Canadian Prime Minister Justin Trudeau will remain in power but with a minority government that will require the support of a smaller left-leaning party, official results showed on Monday after a hard-fought battle in which he was dogged by scandals.
The Liberals had won or were leading in 156 out of 338 seats as of midnight EDT (0400 GMT on Tuesday), according to Elections Canada. That put the Liberals far short of the 170 seats needed for a second straight majority government.
Trudeau, who took power in 2015 as a charismatic figure promising “sunny ways,” saw his popularity drop over old photos of him in blackface and his handling of a corporate corruption case. He will now have to rely on the New Democratic Party (NDP) to push through key legislation.
Although the NDP had a disappointing night, as the number of seats it was projected to win was down sharply from the 2015 election, the party could exercise significant influence over Trudeau’s next government.
“I think a Liberal government supported by the (NDP) is likely going to lean farther left,” said John Manley, a former Liberal finance minister who now works in the private sector.
“It raises a series of issues about what are the demands that an NDP party would make. What’s the price of governing going to be?
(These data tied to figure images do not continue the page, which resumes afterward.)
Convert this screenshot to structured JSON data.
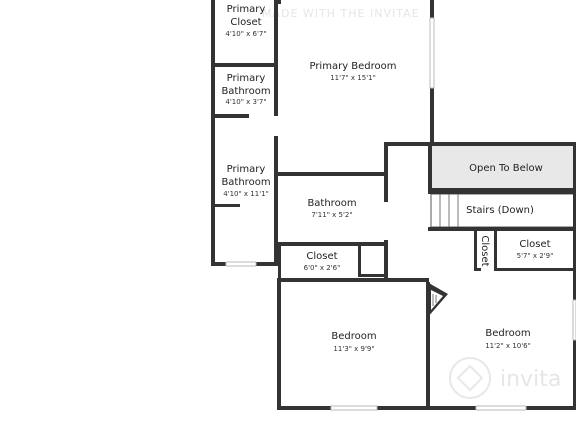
{
  "watermark_text": "MADE WITH THE INVITAE",
  "brand_text": "invita",
  "colors": {
    "wall": "#333333",
    "shaded_area": "#e8e8e8",
    "floor": "#ffffff",
    "watermark": "#e6e6e6"
  },
  "rooms": [
    {
      "name_lines": [
        "Primary",
        "Closet"
      ],
      "dims": "4'10\" x 6'7\""
    },
    {
      "name_lines": [
        "Primary",
        "Bathroom"
      ],
      "dims": "4'10\" x 3'7\""
    },
    {
      "name_lines": [
        "Primary",
        "Bathroom"
      ],
      "dims": "4'10\" x 11'1\""
    },
    {
      "name_lines": [
        "Primary Bedroom"
      ],
      "dims": "11'7\" x 15'1\""
    },
    {
      "name_lines": [
        "Bathroom"
      ],
      "dims": "7'11\" x 5'2\""
    },
    {
      "name_lines": [
        "Closet"
      ],
      "dims": "6'0\" x 2'6\""
    },
    {
      "name_lines": [
        "Bedroom"
      ],
      "dims": "11'3\" x 9'9\""
    },
    {
      "name_lines": [
        "Bedroom"
      ],
      "dims": "11'2\" x 10'6\""
    },
    {
      "name_lines": [
        "Closet"
      ],
      "dims": "5'7\" x 2'9\""
    },
    {
      "name_lines": [
        "Open To Below"
      ],
      "dims": ""
    },
    {
      "name_lines": [
        "Stairs (Down)"
      ],
      "dims": ""
    },
    {
      "name_lines": [
        "Closet"
      ],
      "dims": ""
    }
  ]
}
And I think businesses are going to be reluctant to make any moves until they get some satisfaction around that.”
Minority governments in Canada rarely last more than 2-1/2 years.
Trudeau, 47, who has championed diversity as prime minister, was endorsed by former US President Barack Obama in the final stretch of the campaign and is viewed as one of the last remaining progressive leaders among the world’s major democracies.
But the son of the late Liberal Prime Minister Pierre Trudeau also had to overcome a sense of fatigue with his government.